WCF と他のマイクロソフト テクノロジと統合
WCF は柔軟性の高いプラットフォームです。 この柔軟性を活かして、WCF は他のいくつかの Microsoft 製品でも使用されています。 WCF の基本を理解することで、これらの製品を使用するときにもすぐにこの利点を活用できます。
WCF とペアを組んでいる最初のテクノロジは、Windows Workflow Foundation (WF) です。 ワークフローではワークフローの手順を "アクティビティ" としてカプセル化することで、アプリケーション開発を簡単にできます。
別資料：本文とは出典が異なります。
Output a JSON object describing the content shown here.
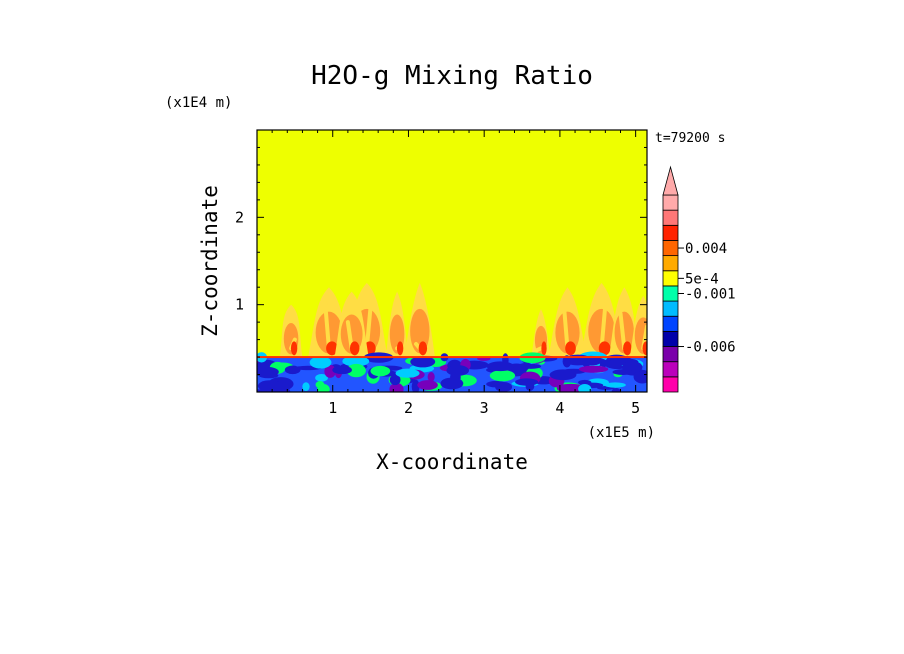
{
  "chart_data": {
    "type": "heatmap",
    "title": "H2O-g Mixing Ratio",
    "xlabel": "X-coordinate",
    "ylabel": "Z-coordinate",
    "x_unit": "(x1E5 m)",
    "y_unit": "(x1E4 m)",
    "time_label": "t=79200 s",
    "x_range": [
      0,
      5.15
    ],
    "y_range": [
      0,
      3.0
    ],
    "x_ticks": [
      1,
      2,
      3,
      4,
      5
    ],
    "y_ticks": [
      1,
      2
    ],
    "boundary_layer_top": 0.4,
    "colorbar": {
      "levels": [
        {
          "color": "#ff00aa"
        },
        {
          "color": "#bb00bb"
        },
        {
          "color": "#7a00aa"
        },
        {
          "color": "#0000aa"
        },
        {
          "color": "#0044ff"
        },
        {
          "color": "#00bbff"
        },
        {
          "color": "#00ffaa"
        },
        {
          "color": "#ffff00"
        },
        {
          "color": "#ffaa00"
        },
        {
          "color": "#ff6600"
        },
        {
          "color": "#ff2200"
        },
        {
          "color": "#ff7777"
        },
        {
          "color": "#ffaaaa"
        }
      ],
      "labels": [
        {
          "text": "0.004",
          "level": 9.5
        },
        {
          "text": "5e-4",
          "level": 7.5
        },
        {
          "text": "-0.001",
          "level": 6.5
        },
        {
          "text": "-0.006",
          "level": 3.0
        }
      ]
    },
    "colors": {
      "background": "#eeff00",
      "plume_light": "#ffdd44",
      "plume_orange": "#ff9933",
      "plume_red": "#ff3300",
      "lower_dark": "#1a1acc",
      "lower_mid": "#2255ff",
      "lower_cyan": "#00ccff",
      "lower_green": "#00ff66",
      "lower_purple": "#7700bb"
    }
  }
}
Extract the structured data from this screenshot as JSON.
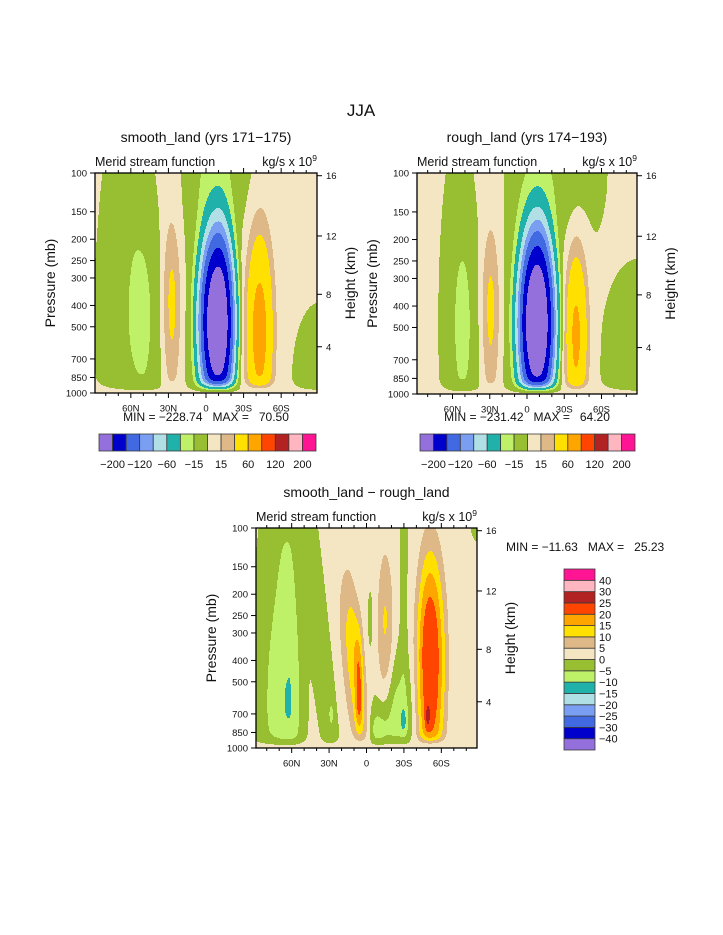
{
  "page": {
    "title": "JJA"
  },
  "palette": [
    "#9370DB",
    "#0000CD",
    "#4169E1",
    "#7A9EF2",
    "#B0E0E6",
    "#20B2AA",
    "#BEF068",
    "#98BE32",
    "#F5E6C3",
    "#DEB887",
    "#FFE000",
    "#FFA500",
    "#FF4500",
    "#B22222",
    "#FFB6C1",
    "#FF1493"
  ],
  "chart_data": [
    {
      "type": "heatmap",
      "subtype": "filled-contour",
      "title": "smooth_land (yrs 171−175)",
      "left_string": "Merid stream function",
      "right_string": {
        "base": "kg/s x 10",
        "exponent": "9"
      },
      "xlabel": "",
      "ylabel": "Pressure (mb)",
      "y2label": "Height (km)",
      "xlim": [
        88.6,
        -88.6
      ],
      "x_ticks": [
        {
          "lat": 60,
          "label": "60N"
        },
        {
          "lat": 30,
          "label": "30N"
        },
        {
          "lat": 0,
          "label": "0"
        },
        {
          "lat": -30,
          "label": "30S"
        },
        {
          "lat": -60,
          "label": "60S"
        }
      ],
      "x_minor_step": 10,
      "y_scale": "log",
      "ylim": [
        1000,
        100
      ],
      "y_ticks": [
        100,
        150,
        200,
        250,
        300,
        400,
        500,
        700,
        850,
        1000
      ],
      "y2_ticks_km": [
        4,
        8,
        12,
        16
      ],
      "levels": [
        -200,
        -160,
        -120,
        -90,
        -60,
        -30,
        -15,
        0,
        15,
        30,
        60,
        90,
        120,
        160,
        200
      ],
      "colorbar": {
        "orientation": "horizontal",
        "labels": [
          "−200",
          "",
          "−120",
          "",
          "−60",
          "",
          "−15",
          "",
          "15",
          "",
          "60",
          "",
          "120",
          "",
          "200"
        ]
      },
      "min": -228.74,
      "max": 70.5,
      "stats_text": "MIN = −228.74   MAX =   70.50",
      "field": {
        "bias": 1.5,
        "surface_taper": 0.04,
        "features": [
          {
            "lat": -10,
            "p": 479,
            "amp": -222,
            "w_n": 16,
            "w_s": 13.5,
            "w_up": 0.45,
            "w_dn": 0.45,
            "shape": 3.3
          },
          {
            "lat": -12,
            "p": 100,
            "amp": -14,
            "w_n": 26,
            "w_s": 22,
            "w_up": 0.3,
            "w_dn": 0.3,
            "shape": 2
          },
          {
            "lat": 0,
            "p": 500,
            "amp": -12,
            "w_n": 14,
            "w_s": 20,
            "w_up": 0.9,
            "w_dn": 0.7,
            "shape": 2.5
          },
          {
            "lat": -42.7,
            "p": 525,
            "amp": 69,
            "w_n": 11.2,
            "w_s": 11.2,
            "w_up": 0.47,
            "w_dn": 0.47,
            "shape": 2.4
          },
          {
            "lat": 27.5,
            "p": 398,
            "amp": 33,
            "w_n": 7.5,
            "w_s": 7.5,
            "w_up": 0.37,
            "w_dn": 0.42,
            "shape": 2.4
          },
          {
            "lat": 51,
            "p": 447,
            "amp": -20,
            "w_n": 24,
            "w_s": 15,
            "w_up": 0.55,
            "w_dn": 0.62,
            "shape": 2
          },
          {
            "lat": 62,
            "p": 120,
            "amp": -6,
            "w_n": 14,
            "w_s": 14,
            "w_up": 0.3,
            "w_dn": 0.3,
            "shape": 2
          },
          {
            "lat": 30,
            "p": 100,
            "amp": 5,
            "w_n": 12,
            "w_s": 10,
            "w_up": 0.3,
            "w_dn": 0.4,
            "shape": 2
          },
          {
            "lat": -90,
            "p": 891,
            "amp": -12,
            "w_n": 15,
            "w_s": 15,
            "w_up": 0.25,
            "w_dn": 0.35,
            "shape": 2
          }
        ]
      }
    },
    {
      "type": "heatmap",
      "subtype": "filled-contour",
      "title": "rough_land (yrs 174−193)",
      "left_string": "Merid stream function",
      "right_string": {
        "base": "kg/s x 10",
        "exponent": "9"
      },
      "xlabel": "",
      "ylabel": "Pressure (mb)",
      "y2label": "Height (km)",
      "xlim": [
        88.6,
        -88.6
      ],
      "x_ticks": [
        {
          "lat": 60,
          "label": "60N"
        },
        {
          "lat": 30,
          "label": "30N"
        },
        {
          "lat": 0,
          "label": "0"
        },
        {
          "lat": -30,
          "label": "30S"
        },
        {
          "lat": -60,
          "label": "60S"
        }
      ],
      "x_minor_step": 10,
      "y_scale": "log",
      "ylim": [
        1000,
        100
      ],
      "y_ticks": [
        100,
        150,
        200,
        250,
        300,
        400,
        500,
        700,
        850,
        1000
      ],
      "y2_ticks_km": [
        4,
        8,
        12,
        16
      ],
      "levels": [
        -200,
        -160,
        -120,
        -90,
        -60,
        -30,
        -15,
        0,
        15,
        30,
        60,
        90,
        120,
        160,
        200
      ],
      "colorbar": {
        "orientation": "horizontal",
        "labels": [
          "−200",
          "",
          "−120",
          "",
          "−60",
          "",
          "−15",
          "",
          "15",
          "",
          "60",
          "",
          "120",
          "",
          "200"
        ]
      },
      "min": -231.42,
      "max": 64.2,
      "stats_text": "MIN = −231.42   MAX =   64.20",
      "field": {
        "bias": 1.5,
        "surface_taper": 0.04,
        "features": [
          {
            "lat": -8.5,
            "p": 479,
            "amp": -225,
            "w_n": 16,
            "w_s": 15,
            "w_up": 0.46,
            "w_dn": 0.45,
            "shape": 3.3
          },
          {
            "lat": -20,
            "p": 100,
            "amp": -14,
            "w_n": 26,
            "w_s": 30,
            "w_up": 0.3,
            "w_dn": 0.32,
            "shape": 2
          },
          {
            "lat": 4,
            "p": 500,
            "amp": -12,
            "w_n": 14,
            "w_s": 20,
            "w_up": 0.9,
            "w_dn": 0.7,
            "shape": 2.5
          },
          {
            "lat": -39.5,
            "p": 537,
            "amp": 63,
            "w_n": 9,
            "w_s": 9.5,
            "w_up": 0.4,
            "w_dn": 0.45,
            "shape": 2.4
          },
          {
            "lat": 29.4,
            "p": 417,
            "amp": 32,
            "w_n": 7.5,
            "w_s": 7.5,
            "w_up": 0.35,
            "w_dn": 0.42,
            "shape": 2.4
          },
          {
            "lat": 52,
            "p": 479,
            "amp": -21,
            "w_n": 12,
            "w_s": 12,
            "w_up": 0.58,
            "w_dn": 0.6,
            "shape": 2
          },
          {
            "lat": 28,
            "p": 100,
            "amp": 5,
            "w_n": 14,
            "w_s": 10,
            "w_up": 0.3,
            "w_dn": 0.4,
            "shape": 2
          },
          {
            "lat": -90,
            "p": 708,
            "amp": -12,
            "w_n": 22,
            "w_s": 22,
            "w_up": 0.32,
            "w_dn": 0.5,
            "shape": 2
          },
          {
            "lat": 92,
            "p": 155,
            "amp": -4,
            "w_n": 3,
            "w_s": 3,
            "w_up": 0.12,
            "w_dn": 0.12,
            "shape": 2
          }
        ]
      }
    },
    {
      "type": "heatmap",
      "subtype": "filled-contour",
      "title": "smooth_land − rough_land",
      "left_string": "Merid stream function",
      "right_string": {
        "base": "kg/s x 10",
        "exponent": "9"
      },
      "xlabel": "",
      "ylabel": "Pressure (mb)",
      "y2label": "Height (km)",
      "xlim": [
        88.6,
        -88.6
      ],
      "x_ticks": [
        {
          "lat": 60,
          "label": "60N"
        },
        {
          "lat": 30,
          "label": "30N"
        },
        {
          "lat": 0,
          "label": "0"
        },
        {
          "lat": -30,
          "label": "30S"
        },
        {
          "lat": -60,
          "label": "60S"
        }
      ],
      "x_minor_step": 10,
      "y_scale": "log",
      "ylim": [
        1000,
        100
      ],
      "y_ticks": [
        100,
        150,
        200,
        250,
        300,
        400,
        500,
        700,
        850,
        1000
      ],
      "y2_ticks_km": [
        4,
        8,
        12,
        16
      ],
      "levels": [
        -40,
        -30,
        -25,
        -20,
        -15,
        -10,
        -5,
        0,
        5,
        10,
        15,
        20,
        25,
        30,
        40
      ],
      "colorbar": {
        "orientation": "vertical",
        "labels": [
          "−40",
          "−30",
          "−25",
          "−20",
          "−15",
          "−10",
          "−5",
          "0",
          "5",
          "10",
          "15",
          "20",
          "25",
          "30",
          "40"
        ]
      },
      "min": -11.63,
      "max": 25.23,
      "stats_text": "MIN = −11.63   MAX =   25.23",
      "field": {
        "bias": 1,
        "surface_taper": 0.04,
        "features": [
          {
            "lat": 62,
            "p": 631,
            "amp": -11.3,
            "w_n": 22,
            "w_s": 10,
            "w_up": 0.65,
            "w_dn": 0.4,
            "shape": 2
          },
          {
            "lat": 37,
            "p": 398,
            "tilt": -19,
            "amp": -5.5,
            "w_n": 6,
            "w_s": 8,
            "w_up": 1.0,
            "w_dn": 0.6,
            "shape": 2
          },
          {
            "lat": 28,
            "p": 700,
            "amp": -4.5,
            "w_n": 1.8,
            "w_s": 1.8,
            "w_up": 0.05,
            "w_dn": 0.05,
            "shape": 2
          },
          {
            "lat": 65,
            "p": 100,
            "amp": -3,
            "w_n": 14,
            "w_s": 14,
            "w_up": 0.3,
            "w_dn": 0.35,
            "shape": 2
          },
          {
            "lat": 9,
            "p": 398,
            "tilt": -15,
            "amp": 13,
            "w_n": 10,
            "w_s": 7,
            "w_up": 0.38,
            "w_dn": 0.45,
            "shape": 2.2
          },
          {
            "lat": 6,
            "p": 631,
            "amp": 11,
            "w_n": 3,
            "w_s": 3,
            "w_up": 0.3,
            "w_dn": 0.12,
            "shape": 2
          },
          {
            "lat": -51,
            "p": 398,
            "amp": 24,
            "w_n": 11,
            "w_s": 12,
            "w_up": 0.5,
            "w_dn": 0.6,
            "shape": 2.6
          },
          {
            "lat": -49,
            "p": 724,
            "amp": 6,
            "w_n": 2,
            "w_s": 2,
            "w_up": 0.05,
            "w_dn": 0.05,
            "shape": 2
          },
          {
            "lat": -25,
            "p": 708,
            "amp": -8,
            "w_n": 12,
            "w_s": 12,
            "w_up": 0.25,
            "w_dn": 0.2,
            "shape": 2
          },
          {
            "lat": -30,
            "p": 759,
            "amp": -5,
            "w_n": 3,
            "w_s": 3,
            "w_up": 0.07,
            "w_dn": 0.06,
            "shape": 2
          },
          {
            "lat": -30,
            "p": 158,
            "amp": -3,
            "w_n": 3,
            "w_s": 3,
            "w_up": 0.6,
            "w_dn": 0.8,
            "shape": 2
          },
          {
            "lat": -15,
            "p": 282,
            "amp": 9.5,
            "w_n": 6.5,
            "w_s": 6.5,
            "w_up": 0.35,
            "w_dn": 0.35,
            "shape": 2.4
          },
          {
            "lat": -3,
            "p": 263,
            "amp": -3,
            "w_n": 2,
            "w_s": 2,
            "w_up": 0.13,
            "w_dn": 0.13,
            "shape": 2
          },
          {
            "lat": -8,
            "p": 851,
            "amp": -8,
            "w_n": 6,
            "w_s": 10,
            "w_up": 0.12,
            "w_dn": 0.2,
            "shape": 2
          },
          {
            "lat": -90,
            "p": 100,
            "amp": -3,
            "w_n": 6,
            "w_s": 6,
            "w_up": 0.1,
            "w_dn": 0.06,
            "shape": 2
          }
        ]
      }
    }
  ]
}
Windows Workflow Foundation の最初のバージョンでは、開発者がワークフローのホストを作成しなければなりませんでした。 次のバージョンの Windows Workflow Foundation は WCF と統合されました。 これにより、任意のワークフローを WCF サービスで簡単にホストできるようになりました。 これは、Visual Studio 2012 以降で WF/WCF プロジェクト タイプを自動的に選択して実行できます。
Microsoft BizTalk Server R2 でも WCF を通信テクノロジに使用しています。 BizTalk は、1 つの標準化形式のデータを受け取り、別の形式に変換するように設計されています。 メッセージは、厳密なマッピングか、またはワークフロー エンジンなどの BizTalk 機能の 1 つを使用してメッセージを変換できる、中央管理のメッセージ ボックスに配信する必要があります。 BizTalk では、WCF 業務基幹 (LOB) アダプターを使用してメッセージをメッセージ ボックスに配信できます。
Windows Server AppFabric アプリケーション サーバーのホスティング機能は、WCF を通信に使用するアプリケーションを展開および管理するように特別に設計されています。 ホスティング機能には、WCF 対応アプリケーション向けに特別に設計された豊富なツールおよび構成オプションが含まれています。